Projeto torna infração incluir pessoas em grupo de WhatsApp sem autorização

Agnaldo Araujo - |
Foto: Rahul Ramachandran
O projeto está em discussão

Um projeto de lei em tramitação no Senado deve causar polêmica entre os usuários de redes sociais, principalmente do WhatsApp. A Comissão de Constituição, Justiça e Cidadania (CCJ) aprovou, na última quarta-feira (7), uma emenda de autoria da senadora Vanessa Grazziotin (PCdoB – AM) cuja proposta é proibir a inclusão de pessoas em grupos em “redes e mídias sociais” sem a prévia autorização da pessoa.

A ideia é que para um usuário ser adicionado em um grupo de WhatsApp – ou ainda de Facebook, Telegram ou aplicativos semelhantes -, seja expressamente necessário o consentimento da pessoa. Segundo o projeto, o descumprimento dessa exigência seria uma “infração civil”.

A responsabilidade por operacionalizar essa mudança seria da empresa responsável pela rede social, que teria o dever de criar formas de registrar a autorização do usuário, como um sistema de convite, por exemplo.

A senadora e relatora substituta do Projeto de Lei 347/2016, Simone Tebet (PMDB/MA), explicou em pronunciamento no Senado o motivo para que a proposta seja aprovada:

“Constrangimentos por essas práticas são inúmeros e vão desde os incômodos gerados pela infração de informações gerados por grupos indesejados até o desgosto com o recebimento involuntário de conteúdos violentos, pornográficos ou fúteis”, disse.
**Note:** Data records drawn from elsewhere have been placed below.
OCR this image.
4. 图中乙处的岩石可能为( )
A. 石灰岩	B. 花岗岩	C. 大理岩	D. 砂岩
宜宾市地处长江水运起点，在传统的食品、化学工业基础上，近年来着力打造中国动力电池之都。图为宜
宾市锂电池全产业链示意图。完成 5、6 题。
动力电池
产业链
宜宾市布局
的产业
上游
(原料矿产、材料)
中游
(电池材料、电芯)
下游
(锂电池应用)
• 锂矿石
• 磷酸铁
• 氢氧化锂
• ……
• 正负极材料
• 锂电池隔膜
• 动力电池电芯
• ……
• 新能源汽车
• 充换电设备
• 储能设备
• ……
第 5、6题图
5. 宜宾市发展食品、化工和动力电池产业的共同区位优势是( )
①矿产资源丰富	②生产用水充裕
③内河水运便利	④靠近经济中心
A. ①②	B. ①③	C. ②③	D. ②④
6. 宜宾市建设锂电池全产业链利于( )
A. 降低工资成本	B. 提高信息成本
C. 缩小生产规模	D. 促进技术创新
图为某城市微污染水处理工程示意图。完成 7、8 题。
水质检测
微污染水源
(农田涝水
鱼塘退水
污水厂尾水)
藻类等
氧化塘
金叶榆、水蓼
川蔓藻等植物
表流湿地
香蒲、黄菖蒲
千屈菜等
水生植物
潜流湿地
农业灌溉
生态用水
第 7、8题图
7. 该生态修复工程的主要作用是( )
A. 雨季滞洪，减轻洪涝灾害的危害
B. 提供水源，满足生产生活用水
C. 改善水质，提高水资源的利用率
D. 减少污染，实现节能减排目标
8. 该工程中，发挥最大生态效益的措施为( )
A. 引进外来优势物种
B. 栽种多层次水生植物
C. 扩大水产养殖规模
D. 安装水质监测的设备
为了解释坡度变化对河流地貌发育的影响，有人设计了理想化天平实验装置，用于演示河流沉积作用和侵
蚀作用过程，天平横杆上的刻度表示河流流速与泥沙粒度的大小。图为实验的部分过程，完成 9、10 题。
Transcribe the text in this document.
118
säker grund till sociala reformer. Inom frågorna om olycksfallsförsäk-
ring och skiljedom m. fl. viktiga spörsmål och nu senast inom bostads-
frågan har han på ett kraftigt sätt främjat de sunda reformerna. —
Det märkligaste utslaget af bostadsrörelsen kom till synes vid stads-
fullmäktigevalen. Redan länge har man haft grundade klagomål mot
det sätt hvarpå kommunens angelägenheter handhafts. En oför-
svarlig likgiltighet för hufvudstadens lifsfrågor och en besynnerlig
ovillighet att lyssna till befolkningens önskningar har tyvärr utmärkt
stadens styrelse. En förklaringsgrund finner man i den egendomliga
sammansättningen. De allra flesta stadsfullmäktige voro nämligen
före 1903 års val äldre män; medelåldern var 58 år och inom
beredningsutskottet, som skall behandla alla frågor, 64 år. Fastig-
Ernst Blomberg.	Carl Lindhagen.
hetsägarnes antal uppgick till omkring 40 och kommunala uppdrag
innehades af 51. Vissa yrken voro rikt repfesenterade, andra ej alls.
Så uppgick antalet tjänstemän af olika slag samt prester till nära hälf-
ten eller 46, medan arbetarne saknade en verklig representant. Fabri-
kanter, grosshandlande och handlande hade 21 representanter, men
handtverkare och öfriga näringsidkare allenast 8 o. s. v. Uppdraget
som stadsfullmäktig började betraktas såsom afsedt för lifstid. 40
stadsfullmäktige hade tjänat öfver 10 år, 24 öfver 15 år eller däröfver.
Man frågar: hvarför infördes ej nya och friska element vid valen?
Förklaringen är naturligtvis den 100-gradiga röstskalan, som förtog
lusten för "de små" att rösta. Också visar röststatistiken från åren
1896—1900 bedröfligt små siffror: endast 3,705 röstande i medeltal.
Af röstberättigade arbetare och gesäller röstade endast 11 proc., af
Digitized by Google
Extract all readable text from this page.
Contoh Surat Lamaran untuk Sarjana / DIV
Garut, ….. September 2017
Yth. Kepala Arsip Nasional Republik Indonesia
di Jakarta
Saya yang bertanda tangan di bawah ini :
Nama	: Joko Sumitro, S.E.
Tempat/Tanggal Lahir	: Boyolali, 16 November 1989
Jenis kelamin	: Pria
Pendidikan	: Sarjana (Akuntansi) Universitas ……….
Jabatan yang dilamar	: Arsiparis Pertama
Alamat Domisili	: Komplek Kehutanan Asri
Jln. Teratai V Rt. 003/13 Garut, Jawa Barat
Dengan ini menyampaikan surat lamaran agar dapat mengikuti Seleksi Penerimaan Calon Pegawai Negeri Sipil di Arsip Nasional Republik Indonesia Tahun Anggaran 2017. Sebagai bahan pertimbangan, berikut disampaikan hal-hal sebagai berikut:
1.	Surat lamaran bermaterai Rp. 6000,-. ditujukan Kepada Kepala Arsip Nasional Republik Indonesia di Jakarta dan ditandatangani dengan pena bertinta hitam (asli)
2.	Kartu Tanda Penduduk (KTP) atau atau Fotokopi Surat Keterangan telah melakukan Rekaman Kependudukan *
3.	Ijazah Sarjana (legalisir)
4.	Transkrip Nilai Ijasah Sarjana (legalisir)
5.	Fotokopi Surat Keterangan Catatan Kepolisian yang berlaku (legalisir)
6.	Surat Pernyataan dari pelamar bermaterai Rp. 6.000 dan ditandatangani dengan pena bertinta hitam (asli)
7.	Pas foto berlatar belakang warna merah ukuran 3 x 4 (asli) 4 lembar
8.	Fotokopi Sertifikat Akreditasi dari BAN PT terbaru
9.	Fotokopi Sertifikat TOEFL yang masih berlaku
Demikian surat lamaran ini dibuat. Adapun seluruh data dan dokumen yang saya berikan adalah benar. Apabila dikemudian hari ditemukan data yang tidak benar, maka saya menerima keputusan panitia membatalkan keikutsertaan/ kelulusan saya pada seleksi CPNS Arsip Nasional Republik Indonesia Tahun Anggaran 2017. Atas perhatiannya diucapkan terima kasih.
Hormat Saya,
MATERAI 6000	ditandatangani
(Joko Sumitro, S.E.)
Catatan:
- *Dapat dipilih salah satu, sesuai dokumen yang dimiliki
Agora, o projeto deve ser aprovado na Comissão de Ciência, Tecnologia, Inovação, Comunicação e Informática para seguir adiante. Então, seguirá para o plenário, de onde será encaminhado para sanção presidencial caso não sofra alterações.

Você pode opinar sobre o projeto que está disponível no site do Senado. Curiosamente, a proposta conta no momento com grande reprovação dos usuários. De 313 votos registrados até as 09 horas desta segunda-feira (12), 291 eram contrários ao projeto e apenas 22 favoráveis.